I have stress nearly everyday, it's a wonder I haven't had a stroke or a .
Lots of things in my life that give me joy also give me stress; like driving, or playing on the computer, or dealing with somebody, and just managing my time.
Driving is my largest source of stress, I have to deal with old people who can't drive, or women in huge SUV's, teens who think they know it all, and people that go 30 miles under the speed limit. The drivers around me are the stressors.
Due to the amount of school work and everyday work, I burnout, I just feel exhausted and don't feel like doing anything except laying around, even though I know I have a lot of work to do. Sitting around will only reduce the amount of time I have to finish my work, creating more stress. This week I almost burned out, with all the reports due I thought I was going to breakdown. I had this Psyc report, a computer lab to do, a research paper for Engl 122, and a math test to study for. It was just too much to handle in one week. It's not only burnout, but also societal stressors, with all the home work I have, and the little amount of time I have to do it in. I never have time for myself anymore. If I'm not in school I'm working, if I'm not working at my job I'm working at home. I never have a day to myself anymore, and I guess I took that for granted as when I was younger.

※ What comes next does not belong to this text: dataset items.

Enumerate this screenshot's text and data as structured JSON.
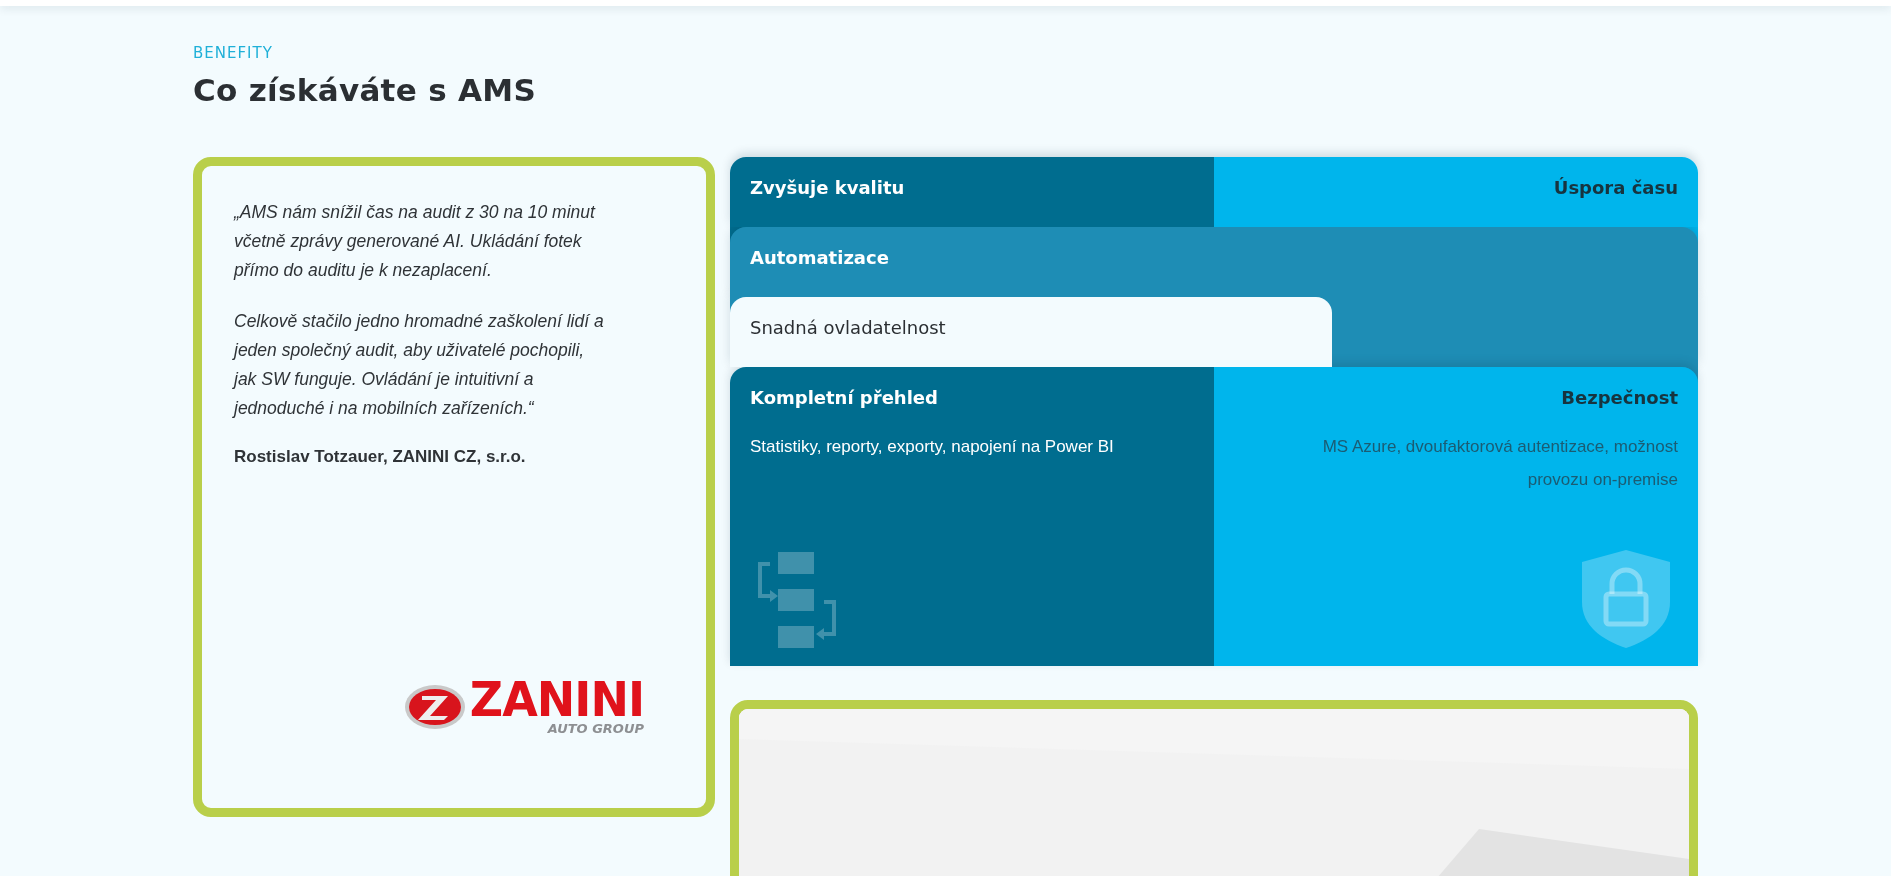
{
  "section": {
    "eyebrow": "BENEFITY",
    "title": "Co získáváte s AMS"
  },
  "testimonial": {
    "paragraphs": [
      "„AMS nám snížil čas na audit z 30 na 10 minut včetně zprávy generované AI. Ukládání fotek přímo do auditu je k nezaplacení.",
      "Celkově stačilo jedno hromadné zaškolení lidí a jeden společný audit, aby uživatelé pochopili, jak SW funguje. Ovládání je intuitivní a jednoduché i na mobilních zařízeních.“"
    ],
    "author": "Rostislav Totzauer, ZANINI CZ, s.r.o.",
    "logo": {
      "name": "ZANINI",
      "tagline": "AUTO GROUP"
    }
  },
  "benefits": [
    {
      "kind": "split",
      "items": [
        {
          "kind": "dark",
          "title": "Zvyšuje kvalitu"
        },
        {
          "kind": "bright",
          "title": "Úspora času"
        }
      ]
    },
    {
      "kind": "full",
      "items": [
        {
          "kind": "medium",
          "title": "Automatizace"
        }
      ]
    },
    {
      "kind": "tab",
      "items": [
        {
          "kind": "light",
          "title": "Snadná ovladatelnost"
        }
      ]
    },
    {
      "kind": "open",
      "items": [
        {
          "kind": "dark",
          "title": "Kompletní přehled",
          "text": "Statistiky, reporty, exporty, napojení na Power BI"
        },
        {
          "kind": "bright",
          "title": "Bezpečnost",
          "text": "MS Azure, dvoufaktorová autentizace, možnost provozu on-premise"
        }
      ]
    }
  ]
}
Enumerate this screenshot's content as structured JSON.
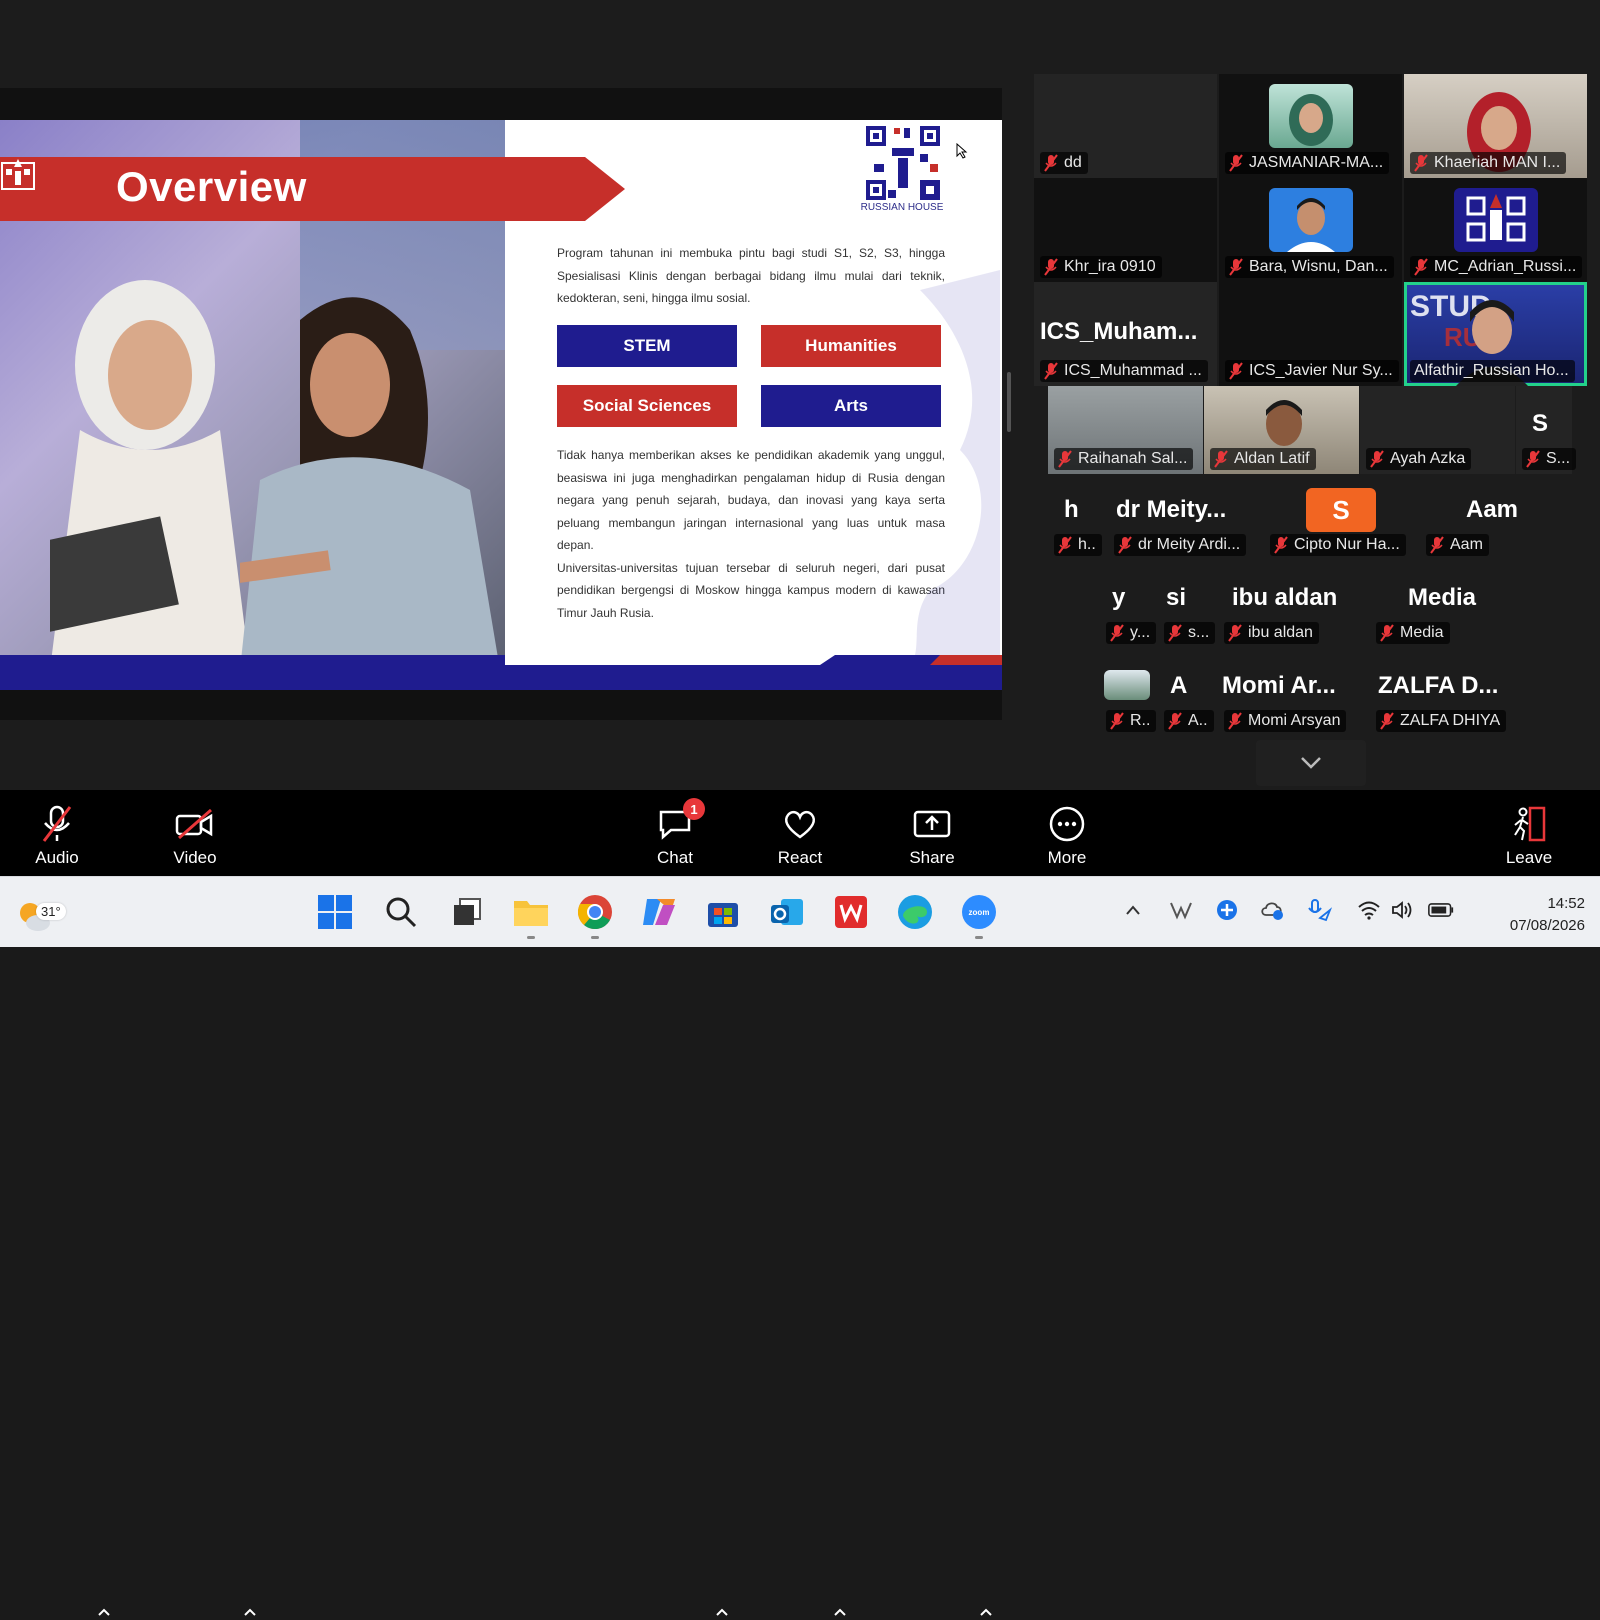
{
  "slide": {
    "title": "Overview",
    "qr_caption": "RUSSIAN HOUSE",
    "intro": "Program tahunan ini membuka pintu bagi studi S1, S2, S3, hingga Spesialisasi Klinis dengan berbagai bidang ilmu mulai dari teknik, kedokteran, seni, hingga ilmu sosial.",
    "tags": [
      "STEM",
      "Humanities",
      "Social Sciences",
      "Arts"
    ],
    "body1": "Tidak hanya memberikan akses ke pendidikan akademik yang unggul, beasiswa ini juga menghadirkan pengalaman hidup di Rusia dengan negara yang penuh sejarah, budaya, dan inovasi yang kaya serta peluang membangun jaringan internasional yang luas untuk masa depan.",
    "body2": "Universitas-universitas tujuan tersebar di seluruh negeri, dari pusat pendidikan bergengsi di Moskow hingga kampus modern di kawasan Timur Jauh Rusia."
  },
  "participants": {
    "dd": "dd",
    "jasmaniar": "JASMANIAR-MA...",
    "khaeriah": "Khaeriah MAN I...",
    "khr_ira": "Khr_ira 0910",
    "bara": "Bara, Wisnu, Dan...",
    "mc_adrian": "MC_Adrian_Russi...",
    "ics_muham_big": "ICS_Muham...",
    "ics_muhammad": "ICS_Muhammad ...",
    "ics_javier": "ICS_Javier Nur Sy...",
    "alfathir": "Alfathir_Russian Ho...",
    "raihanah": "Raihanah Sal...",
    "aldan": "Aldan Latif",
    "ayah_azka": "Ayah Azka",
    "s_big": "S",
    "s_small": "S...",
    "h_big": "h",
    "h_small": "h..",
    "meity_big": "dr  Meity...",
    "meity": "dr Meity Ardi...",
    "cipto_avatar": "S",
    "cipto": "Cipto Nur Ha...",
    "aam_big": "Aam",
    "aam": "Aam",
    "y_big": "y",
    "y_small": "y...",
    "si_big": "si",
    "si_small": "s...",
    "ibu_aldan_big": "ibu aldan",
    "ibu_aldan": "ibu aldan",
    "media_big": "Media",
    "media": "Media",
    "r_small": "R..",
    "a_big": "A",
    "a_small": "A..",
    "momi_big": "Momi Ar...",
    "momi": "Momi Arsyan",
    "zalfa_big": "ZALFA D...",
    "zalfa": "ZALFA DHIYA"
  },
  "toolbar": {
    "audio": "Audio",
    "video": "Video",
    "chat": "Chat",
    "chat_badge": "1",
    "react": "React",
    "share": "Share",
    "more": "More",
    "leave": "Leave"
  },
  "taskbar": {
    "temperature": "31°",
    "time": "14:52",
    "date": "07/08/2026"
  },
  "colors": {
    "stem_blue": "#1f1c8f",
    "humanities_red": "#c62f2a",
    "active_speaker": "#23d18b",
    "leave_red": "#e8373a"
  }
}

Most of my stress is comprised of hassles, seeing as everything annoys me, my stress just accumulates. For instance in the pharmacy I work at, I have to deal with pain in the neck customers who get mad at me because someone four days ago overcharged them 20 cents on a pack of tissues, or because there isn't enough pills to go around. Time is also a hassle for me, there's too much for me to do in such a little amount of time, I'm always late for school or work, because there' too much for me to do before I leave, like walking the dog, and doing chores, and whatever, it's just too much.